If you're ready to skip the server work, you can deploy Hermes Agent on managed infrastructure and start using it today, with memory, skills, and 24/7 availability included.


Common beginner mistakes (and how to avoid them)

  1. Installing before deciding the goal. Decide first: testing, personal use, always-on assistant, or team workflow? Your goal determines your hosting method.
  2. Ignoring backups until it's too late. Hermes becomes more valuable as it builds memory. If those files matter, back them up from day one.
  3. Exposing services without security. Don't open anything publicly until you understand authentication, firewall rules, and platform permissions. An agent with shell access demands caution.
  4. Overcomplicating the first setup. Beginners often try to add Docker, Open WebUI, messaging, voice, MCP tools, and scheduled tasks all on day one. Don't. Install Hermes, configure a model, and run a basic conversation. Expand later.
  5. Underestimating ongoing maintenance. The difference between "it runs" and "it runs reliably for months" is where most of the work lives.

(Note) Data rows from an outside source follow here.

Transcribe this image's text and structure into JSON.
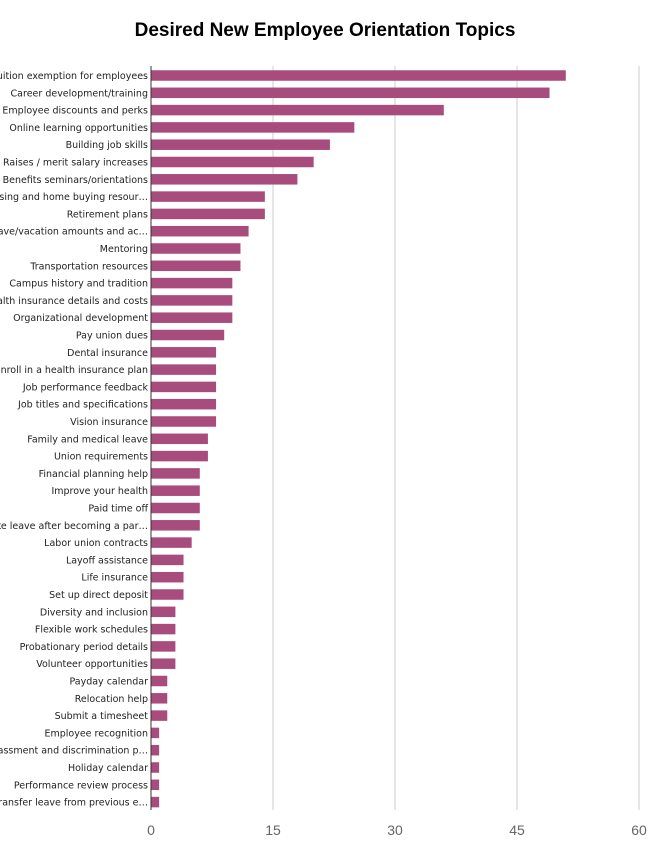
{
  "chart_data": {
    "type": "bar",
    "orientation": "horizontal",
    "title": "Desired New Employee Orientation Topics",
    "xlabel": "",
    "ylabel": "",
    "xlim": [
      0,
      60
    ],
    "xticks": [
      0,
      15,
      30,
      45,
      60
    ],
    "grid": true,
    "bar_color": "#a84c7d",
    "categories": [
      "Tuition exemption for employees",
      "Career development/training",
      "Employee discounts and perks",
      "Online learning opportunities",
      "Building job skills",
      "Raises / merit salary increases",
      "Benefits seminars/orientations",
      "Housing and home buying resour…",
      "Retirement plans",
      "Leave/vacation amounts and ac…",
      "Mentoring",
      "Transportation resources",
      "Campus history and tradition",
      "Health insurance details and costs",
      "Organizational development",
      "Pay union dues",
      "Dental insurance",
      "Enroll in a health insurance plan",
      "Job performance feedback",
      "Job titles and specifications",
      "Vision insurance",
      "Family and medical leave",
      "Union requirements",
      "Financial planning help",
      "Improve your health",
      "Paid time off",
      "Take leave after becoming a par…",
      "Labor union contracts",
      "Layoff assistance",
      "Life insurance",
      "Set up direct deposit",
      "Diversity and inclusion",
      "Flexible work schedules",
      "Probationary period details",
      "Volunteer opportunities",
      "Payday calendar",
      "Relocation help",
      "Submit a timesheet",
      "Employee recognition",
      "Harassment and discrimination p…",
      "Holiday calendar",
      "Performance review process",
      "Transfer leave from previous e…"
    ],
    "values": [
      51,
      49,
      36,
      25,
      22,
      20,
      18,
      14,
      14,
      12,
      11,
      11,
      10,
      10,
      10,
      9,
      8,
      8,
      8,
      8,
      8,
      7,
      7,
      6,
      6,
      6,
      6,
      5,
      4,
      4,
      4,
      3,
      3,
      3,
      3,
      2,
      2,
      2,
      1,
      1,
      1,
      1,
      1
    ]
  }
}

  1. Test locally. Run the one-line installer on your laptop. Have a few conversations. Learn the commands.
  2. Move to a VPS if you want full control and 24/7 uptime. Start simple - don't add every integration at once.
  3. Add the gateway or Open WebUI later, once the agent is stable.
  4. Decide if maintenance is worth your time. After a few weeks of self-hosting, ask: "Is this infrastructure work worth my time, or would I rather focus on using the agent?" Your honest answer tells you whether to stick with self-hosting or switch to managed hosting.

Conclusion

You can absolutely self-host Hermes Agent, and the official one-line installer makes the first setup faster than most open-source AI tools. But installation is only the beginning. Keeping an always-on agent running reliably requires ongoing attention to updates, backups, security, and monitoring.

If you're technical and enjoy the process, self-hosting on a VPS is a great learning experience and gives you full control. If you'd rather spend your time using the agent - building workflows, automating tasks, and letting it learn how you work - Managed Hermes Agent Hosting removes the infrastructure burden so the agent simply stays alive and keeps getting better.


FAQs

How do I self-host Hermes Agent?

Run the official one-line installer: curl -fsSL https://raw.githubusercontent.com/NousResearch/hermes-agent/main/scripts/install.sh | bash. After installation, configure your model provider with hermes model, run hermes doctor to verify the setup, and start chatting with hermes.

Can I install Hermes Agent on Windows?

Native Windows is not supported. Windows users should install WSL2 first, then run the installer inside the WSL2 terminal.

Do I need Docker to install Hermes Agent?

No. The official beginner path uses a one-line installer that handles all dependencies. Docker is optional and available for users who prefer container-level isolation, but it's not the default method.

Can I host Hermes Agent on a VPS?

Yes. A VPS running Ubuntu with at least 2 GB RAM is the most common way to keep Hermes running as an always-on assistant. You'll manage updates, backups, and security yourself.

How do I make Hermes Agent always-on?

Use hermes gateway install to create a systemd user service, then enable it with systemctl --user enable --now hermes-gateway. This keeps the agent running after SSH logout and restarts it automatically on crash or reboot.

How do I back up Hermes Agent?

Since v0.9.0, Hermes includes a hermes backup command that creates a timestamped snapshot of your entire ~/.hermes/ directory. Schedule it with cron and rsync the backups off-server.

What does it cost to self-host Hermes Agent?

The software is free and open-source (MIT license). You pay for the VPS (roughly $5-12/month) and LLM API usage, which varies by model and volume. Local models via Ollama can eliminate API costs but require a GPU for good performance.

Should beginners self-host Hermes Agent?

Yes - for testing and learning, the one-line installer makes it beginner-friendly. For always-on use, team workflows, or business reliance, managed hosting is usually the easier and safer path.